An ETL for the Mozilla Organization Firefox repositories
This repository contains a Python-based ETL (Extract, Transform, Load) script designed to process pull request data from Mozilla Organization Firefox repositories on GitHub and load them into Google BigQuery. The application runs in a Docker container for easy deployment and isolation.
- Containerized: Runs in a Docker container using the latest stable Python
- Secure: Runs as a non-root user (
app) inside the container - Streaming Architecture: Processes pull requests in chunks of 100 for memory efficiency
- BigQuery Integration: Loads data directly into BigQuery using the Python client library
- Rate Limit Handling: Automatically handles GitHub API rate limits
- Comprehensive Logging: Detailed logging for monitoring and debugging
- GitHub Personal Access Token: Create a token
- Google Cloud Project: Set up a GCP project with BigQuery enabled
- BigQuery Dataset: Create a dataset in your GCP project
- Authentication: Configure GCP credentials (see Authentication section below)
docker build -t github-etl .docker run --rm \
-e GITHUB_REPOS="mozilla/firefox" \
-e GITHUB_TOKEN="your_github_token" \
-e BIGQUERY_PROJECT="your-gcp-project" \
-e BIGQUERY_DATASET="your_dataset" \
-e GOOGLE_APPLICATION_CREDENTIALS="/path/to/credentials.json" \
-v /local/path/to/credentials.json:/path/to/credentials.json \
github-etl| Variable | Required | Default | Description |
|---|---|---|---|
GITHUB_REPOS |
Yes | - | Comma separated repositories in format "owner/repo" (e.g., "mozilla/firefox") |
GITHUB_TOKEN |
No | - | GitHub Personal Access Token (recommended to avoid rate limits) |
BIGQUERY_PROJECT |
Yes | - | Google Cloud Project ID |
BIGQUERY_DATASET |
Yes | - | BigQuery dataset ID |
GOOGLE_APPLICATION_CREDENTIALS |
Yes* | - | Path to GCP service account JSON file (*or use Workload Identity) |
main.py: The main ETL script containing the business logicrequirements.txt: Python dependenciesDockerfile: Container configuration
- Base Image:
python:3.14.2-slim(latest stable Python) - User:
app(uid: 1000, gid: 1000) - Working Directory:
/app - Ownership: All files in
/appare owned by theappuser
The pipeline uses a streaming/chunked architecture that processes pull requests in batches of 100:
-
Extract: Generator yields chunks of 100 PRs from GitHub API
- Implements pagination and rate limit handling
- Fetches all pull requests (open, closed, merged) sorted by creation date
-
Transform: Flattens and structures PR data for BigQuery
- Extracts key fields (number, title, state, timestamps, user info)

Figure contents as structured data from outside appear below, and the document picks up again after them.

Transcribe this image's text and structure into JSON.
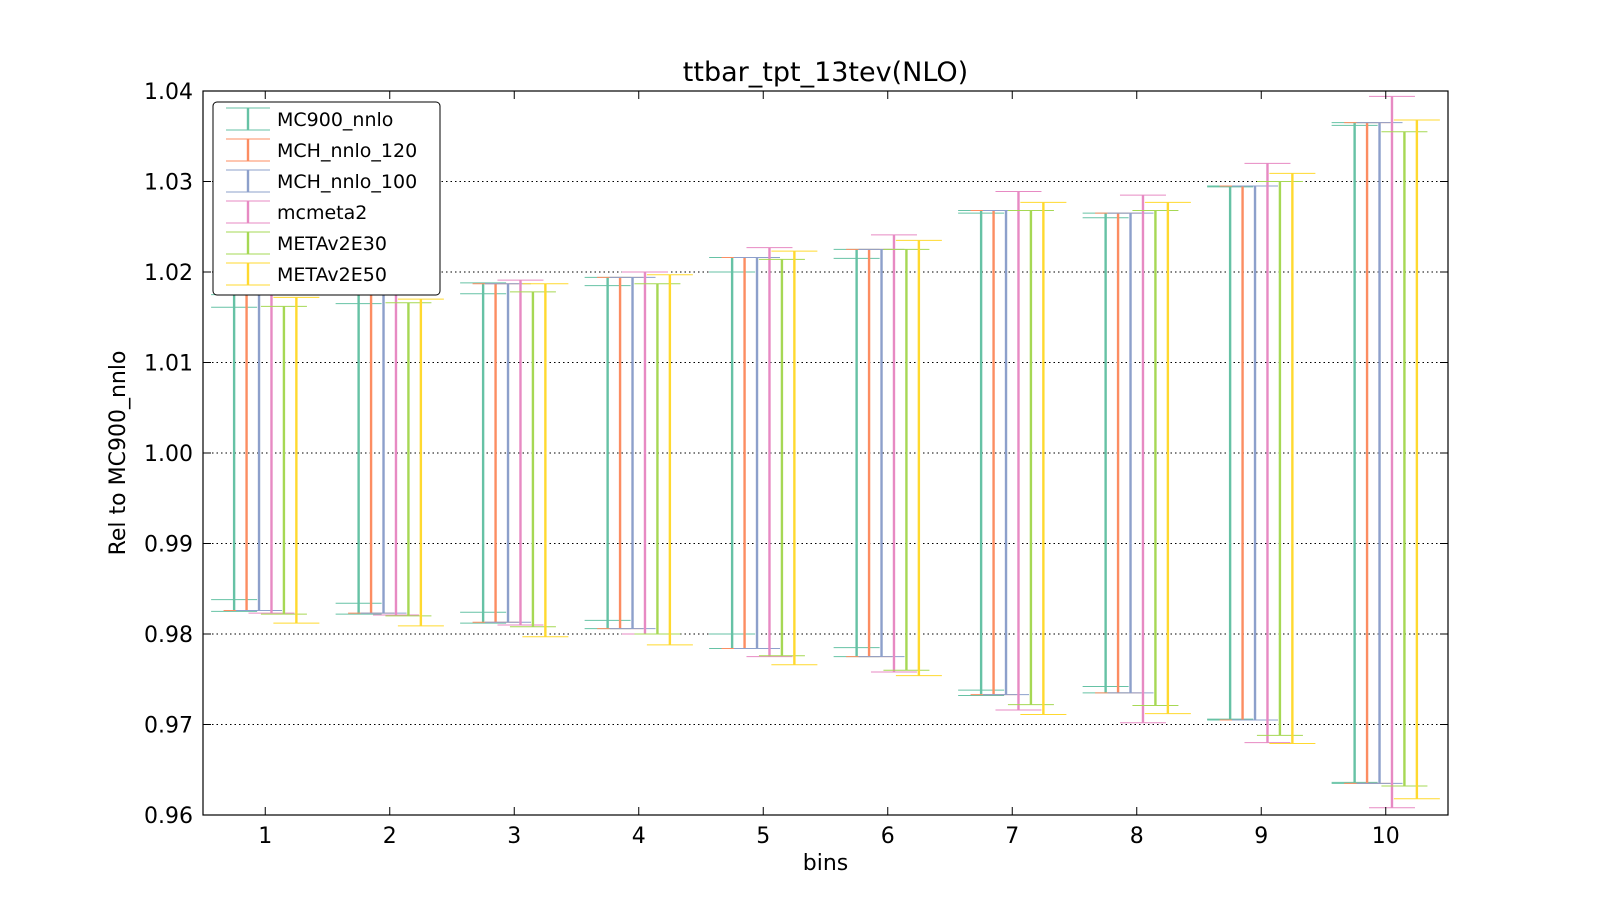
{
  "chart_data": {
    "type": "errorbar",
    "title": "ttbar_tpt_13tev(NLO)",
    "xlabel": "bins",
    "ylabel": "Rel to MC900_nnlo",
    "ylim": [
      0.96,
      1.04
    ],
    "xlim": [
      0.5,
      10.5
    ],
    "yticks": [
      "0.96",
      "0.97",
      "0.98",
      "0.99",
      "1.00",
      "1.01",
      "1.02",
      "1.03",
      "1.04"
    ],
    "xticks": [
      "1",
      "2",
      "3",
      "4",
      "5",
      "6",
      "7",
      "8",
      "9",
      "10"
    ],
    "grid": "y-dotted",
    "legend_position": "top-left",
    "series": [
      {
        "name": "MC900_nnlo",
        "color": "#66c2a5",
        "bins": [
          {
            "bin": 1,
            "low": 0.9825,
            "high": 1.0175,
            "low_inner": 0.9838,
            "high_inner": 1.0161
          },
          {
            "bin": 2,
            "low": 0.9822,
            "high": 1.0178,
            "low_inner": 0.9834,
            "high_inner": 1.0165
          },
          {
            "bin": 3,
            "low": 0.9812,
            "high": 1.0188,
            "low_inner": 0.9824,
            "high_inner": 1.0176
          },
          {
            "bin": 4,
            "low": 0.9806,
            "high": 1.0194,
            "low_inner": 0.9815,
            "high_inner": 1.0185
          },
          {
            "bin": 5,
            "low": 0.9784,
            "high": 1.0216,
            "low_inner": 0.98,
            "high_inner": 1.02
          },
          {
            "bin": 6,
            "low": 0.9775,
            "high": 1.0225,
            "low_inner": 0.9785,
            "high_inner": 1.0215
          },
          {
            "bin": 7,
            "low": 0.9732,
            "high": 1.0268,
            "low_inner": 0.9738,
            "high_inner": 1.0265
          },
          {
            "bin": 8,
            "low": 0.9735,
            "high": 1.0265,
            "low_inner": 0.9742,
            "high_inner": 1.026
          },
          {
            "bin": 9,
            "low": 0.9705,
            "high": 1.0295,
            "low_inner": 0.9706,
            "high_inner": 1.0294
          },
          {
            "bin": 10,
            "low": 0.9635,
            "high": 1.0365,
            "low_inner": 0.9636,
            "high_inner": 1.0362
          }
        ]
      },
      {
        "name": "MCH_nnlo_120",
        "color": "#fc8d62",
        "bins": [
          {
            "bin": 1,
            "low": 0.9826,
            "high": 1.0178
          },
          {
            "bin": 2,
            "low": 0.9823,
            "high": 1.0177
          },
          {
            "bin": 3,
            "low": 0.9813,
            "high": 1.0187
          },
          {
            "bin": 4,
            "low": 0.9806,
            "high": 1.0194
          },
          {
            "bin": 5,
            "low": 0.9784,
            "high": 1.0216
          },
          {
            "bin": 6,
            "low": 0.9775,
            "high": 1.0225
          },
          {
            "bin": 7,
            "low": 0.9733,
            "high": 1.0268
          },
          {
            "bin": 8,
            "low": 0.9735,
            "high": 1.0265
          },
          {
            "bin": 9,
            "low": 0.9705,
            "high": 1.0295
          },
          {
            "bin": 10,
            "low": 0.9635,
            "high": 1.0365
          }
        ]
      },
      {
        "name": "MCH_nnlo_100",
        "color": "#8da0cb",
        "bins": [
          {
            "bin": 1,
            "low": 0.9826,
            "high": 1.0178
          },
          {
            "bin": 2,
            "low": 0.9823,
            "high": 1.0177
          },
          {
            "bin": 3,
            "low": 0.9813,
            "high": 1.0187
          },
          {
            "bin": 4,
            "low": 0.9806,
            "high": 1.0194
          },
          {
            "bin": 5,
            "low": 0.9784,
            "high": 1.0216
          },
          {
            "bin": 6,
            "low": 0.9775,
            "high": 1.0225
          },
          {
            "bin": 7,
            "low": 0.9733,
            "high": 1.0268
          },
          {
            "bin": 8,
            "low": 0.9735,
            "high": 1.0265
          },
          {
            "bin": 9,
            "low": 0.9705,
            "high": 1.0295
          },
          {
            "bin": 10,
            "low": 0.9635,
            "high": 1.0365
          }
        ]
      },
      {
        "name": "mcmeta2",
        "color": "#e78ac3",
        "bins": [
          {
            "bin": 1,
            "low": 0.9823,
            "high": 1.018
          },
          {
            "bin": 2,
            "low": 0.9821,
            "high": 1.018
          },
          {
            "bin": 3,
            "low": 0.981,
            "high": 1.0191
          },
          {
            "bin": 4,
            "low": 0.98,
            "high": 1.02
          },
          {
            "bin": 5,
            "low": 0.9775,
            "high": 1.0227
          },
          {
            "bin": 6,
            "low": 0.9758,
            "high": 1.0241
          },
          {
            "bin": 7,
            "low": 0.9716,
            "high": 1.0289
          },
          {
            "bin": 8,
            "low": 0.9702,
            "high": 1.0285
          },
          {
            "bin": 9,
            "low": 0.968,
            "high": 1.032
          },
          {
            "bin": 10,
            "low": 0.9608,
            "high": 1.0394
          }
        ]
      },
      {
        "name": "METAv2E30",
        "color": "#a6d854",
        "bins": [
          {
            "bin": 1,
            "low": 0.9822,
            "high": 1.0162
          },
          {
            "bin": 2,
            "low": 0.982,
            "high": 1.0166
          },
          {
            "bin": 3,
            "low": 0.9808,
            "high": 1.0178
          },
          {
            "bin": 4,
            "low": 0.98,
            "high": 1.0187
          },
          {
            "bin": 5,
            "low": 0.9776,
            "high": 1.0214
          },
          {
            "bin": 6,
            "low": 0.976,
            "high": 1.0225
          },
          {
            "bin": 7,
            "low": 0.9722,
            "high": 1.0268
          },
          {
            "bin": 8,
            "low": 0.9721,
            "high": 1.0268
          },
          {
            "bin": 9,
            "low": 0.9688,
            "high": 1.03
          },
          {
            "bin": 10,
            "low": 0.9632,
            "high": 1.0355
          }
        ]
      },
      {
        "name": "METAv2E50",
        "color": "#ffd92f",
        "bins": [
          {
            "bin": 1,
            "low": 0.9812,
            "high": 1.0172
          },
          {
            "bin": 2,
            "low": 0.9809,
            "high": 1.017
          },
          {
            "bin": 3,
            "low": 0.9797,
            "high": 1.0187
          },
          {
            "bin": 4,
            "low": 0.9788,
            "high": 1.0197
          },
          {
            "bin": 5,
            "low": 0.9766,
            "high": 1.0223
          },
          {
            "bin": 6,
            "low": 0.9754,
            "high": 1.0235
          },
          {
            "bin": 7,
            "low": 0.9711,
            "high": 1.0277
          },
          {
            "bin": 8,
            "low": 0.9712,
            "high": 1.0277
          },
          {
            "bin": 9,
            "low": 0.9679,
            "high": 1.0309
          },
          {
            "bin": 10,
            "low": 0.9618,
            "high": 1.0368
          }
        ]
      }
    ]
  }
}
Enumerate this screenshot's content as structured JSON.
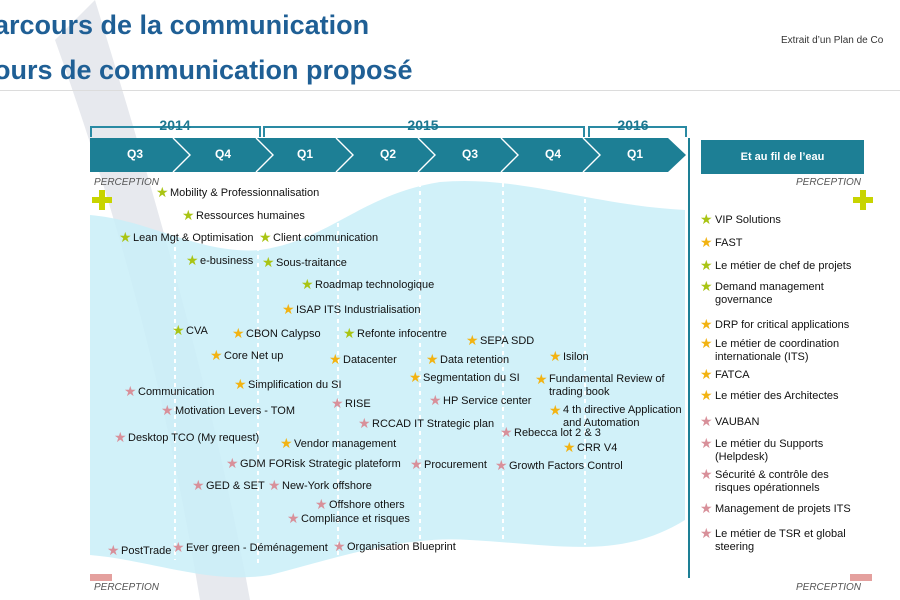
{
  "header": {
    "title_line1": "arcours de la communication",
    "title_line2": "ours de communication proposé",
    "extract_note": "Extrait d’un Plan de Co"
  },
  "timeline": {
    "years": [
      "2014",
      "2015",
      "2016"
    ],
    "quarters": [
      "Q3",
      "Q4",
      "Q1",
      "Q2",
      "Q3",
      "Q4",
      "Q1"
    ],
    "perception_label": "PERCEPTION"
  },
  "items": [
    "Mobility & Professionnalisation",
    "Ressources humaines",
    "Lean Mgt & Optimisation",
    "Client communication",
    "e-business",
    "Sous-traitance",
    "Roadmap technologique",
    "ISAP ITS Industrialisation",
    "CVA",
    "CBON Calypso",
    "Refonte infocentre",
    "SEPA SDD",
    "Core Net up",
    "Datacenter",
    "Data retention",
    "Isilon",
    "Communication",
    "Simplification du SI",
    "Segmentation du SI",
    "Fundamental Review of trading book",
    "Motivation Levers - TOM",
    "RISE",
    "HP Service center",
    "4 th directive Application and Automation",
    "Desktop TCO (My request)",
    "RCCAD IT Strategic plan",
    "Rebecca lot 2 & 3",
    "Vendor management",
    "CRR V4",
    "GDM FORisk Strategic plateform",
    "Procurement",
    "Growth Factors Control",
    "GED & SET",
    "New-York offshore",
    "Offshore others",
    "Compliance et risques",
    "PostTrade",
    "Ever green - Déménagement",
    "Organisation Blueprint"
  ],
  "side_panel": {
    "title": "Et au fil de l’eau",
    "items": [
      "VIP Solutions",
      "FAST",
      "Le métier de chef de projets",
      "Demand management governance",
      "DRP for critical applications",
      "Le métier de coordination internationale (ITS)",
      "FATCA",
      "Le métier des Architectes",
      "VAUBAN",
      "Le métier du Supports (Helpdesk)",
      "Sécurité & contrôle des risques opérationnels",
      "Management de projets ITS",
      "Le métier de TSR et global steering"
    ]
  },
  "colors": {
    "title": "#1f5f95",
    "arrow_band": "#1d7f95",
    "wave": "#c9eef8",
    "star_green": "#a9c414",
    "star_orange": "#f2b312",
    "star_pink": "#d8909a",
    "plus": "#c8d400",
    "minus": "#e4a09e"
  }
}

- Flattens nested objects (user, head/base branches)
- Converts arrays (labels, assignees) to JSON strings
-
Load: Inserts transformed data into BigQuery
- Uses BigQuery Python client library
- Adds snapshot_date timestamp to all rows
- Immediate insertion after each chunk is transformed
Benefits of Chunked Processing:
- Memory-efficient for large repositories
- Incremental progress visibility
- Early failure detection
- Supports streaming data pipelines
The script uses the BigQuery Python client library which supports multiple authentication methods:
-
Service Account Key File (Recommended for local development):
export GOOGLE_APPLICATION_CREDENTIALS="/path/to/service-account-key.json"
-
Workload Identity (Recommended for Kubernetes):
- Configure Workload Identity on your GKE cluster
- No explicit credentials file needed
-
Application Default Credentials (For local development):
gcloud auth application-default login
Set up environment variables and run the script:
export GITHUB_REPOS="mozilla/firefox"
export GITHUB_TOKEN="your_github_token"
export BIGQUERY_PROJECT="your-gcp-project"
export BIGQUERY_DATASET="your_dataset"
python3 main.pyFor local development and testing, you can use Docker Compose to run the ETL with mocked services (no GitHub API rate limits or GCP credentials required):
# Start all services (mock GitHub API, BigQuery emulator, and ETL)
docker-compose up --build
# View logs
docker-compose logs -f github-etl
# Stop services
docker-compose downThis setup includes:
- Mock GitHub API: Generates 250 sample pull requests
- BigQuery Emulator: Local BigQuery instance for testing
- ETL Service: Configured to use both mock services
The project includes a test suite using pytest. Tests are in the tests/ directory.
Install development dependencies:
pip install -e ".[dev]"Run tests:
pytestRun with coverage:
pytest --cov=. --cov-report=htmlAdd new Python packages to requirements.txt and rebuild the Docker image.
This project is licensed under the Mozilla Public License Version 2.0. See the LICENSE file for details.